We left at 4:30 PM and decided to go right through the night. I can't say sail, because in the end the whole trip was motoring. We started with almost no wind and flat water, and that was the forecast for the night and today; however, the wind built to as much as 17 knots (right on the nose, which always happens when you have to get a particular place by a particular time) and the waves got to about 3 feet. 3-foot waves may sound trivial, but when you are venturing out for the first time with your dinghy lashed on the foredeck, the outboard and stern anchor on the stern rail, 5 Jerry cans of fuel at the mast pulpit, and the partly assembled frame for carrying your mast lashed on the aft deck along with a spare anchor, 3 foot waves are worrisome. Happily the boat and all it's deck trash came through just fine.
The photo is of our first dawn as cruisers. It was a pretty sunrise, and very welcome. I came on watch at about 5:30 and the photo was taken about two hours later. Soon enough the clouds hid the sun, the photo of the boat at the dock in Little Sodus (in the Gallery) was taken in the middle of the afternoon, though it looks like twilight.
The crew is very tired and very cold. Bud and the dog are now napping. Bud didn't sleep much the night before we left and didn't sleep at all last night. He went below from 8:30 to almost midnight and from 5:30 until about 9:00 AM, but didn't really sleep.
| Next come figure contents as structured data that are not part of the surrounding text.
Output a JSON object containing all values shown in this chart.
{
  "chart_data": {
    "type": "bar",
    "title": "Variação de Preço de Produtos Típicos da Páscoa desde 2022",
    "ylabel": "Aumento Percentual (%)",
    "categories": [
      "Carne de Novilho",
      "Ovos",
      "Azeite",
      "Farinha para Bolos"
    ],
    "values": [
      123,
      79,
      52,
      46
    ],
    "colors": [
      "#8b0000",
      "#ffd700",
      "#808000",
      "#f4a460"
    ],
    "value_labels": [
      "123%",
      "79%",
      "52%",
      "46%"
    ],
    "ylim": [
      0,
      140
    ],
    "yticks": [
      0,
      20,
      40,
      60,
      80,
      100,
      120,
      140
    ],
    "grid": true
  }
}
I probably slept for about 2 and a half hours between midnight and 5 AM. I'm not sure how cold it got, but I was going to make an entry in our log and read my book once it got light out, but was too cold to do anything but sit with my hands in my pockets and make sure nothing was going wrong on or around the boat. Both Bud and I wore full foul weather gear all night.
Poor Fuzzy refused to use his Pup-Head portable dog potty. He went the whole 19 hours without peeing. I took him for a nice long walk when we got here. We had fed him a light supper, so after the walk Bud gave him several doggy snacks. Bud is trying to associate sailing with good things in Fuzzy's head. I'm not sure the dog is buying it.
Tomorrow we need to do laundry, change the oil, and do as much more of the mast frame as can be done without the mast down. Tomorrow it's supposed to be windy, and if it actually is, we won't be able to step the mast. If that's the case it will get done Saturday. Then we need to wait for a weather window to make the dash across the 13 miles of lake to Oswego with the mast down on the frame on deck. We do not want to do that with any rough water. Oswego is where we'll enter the canal. So, I'll post more when it happens.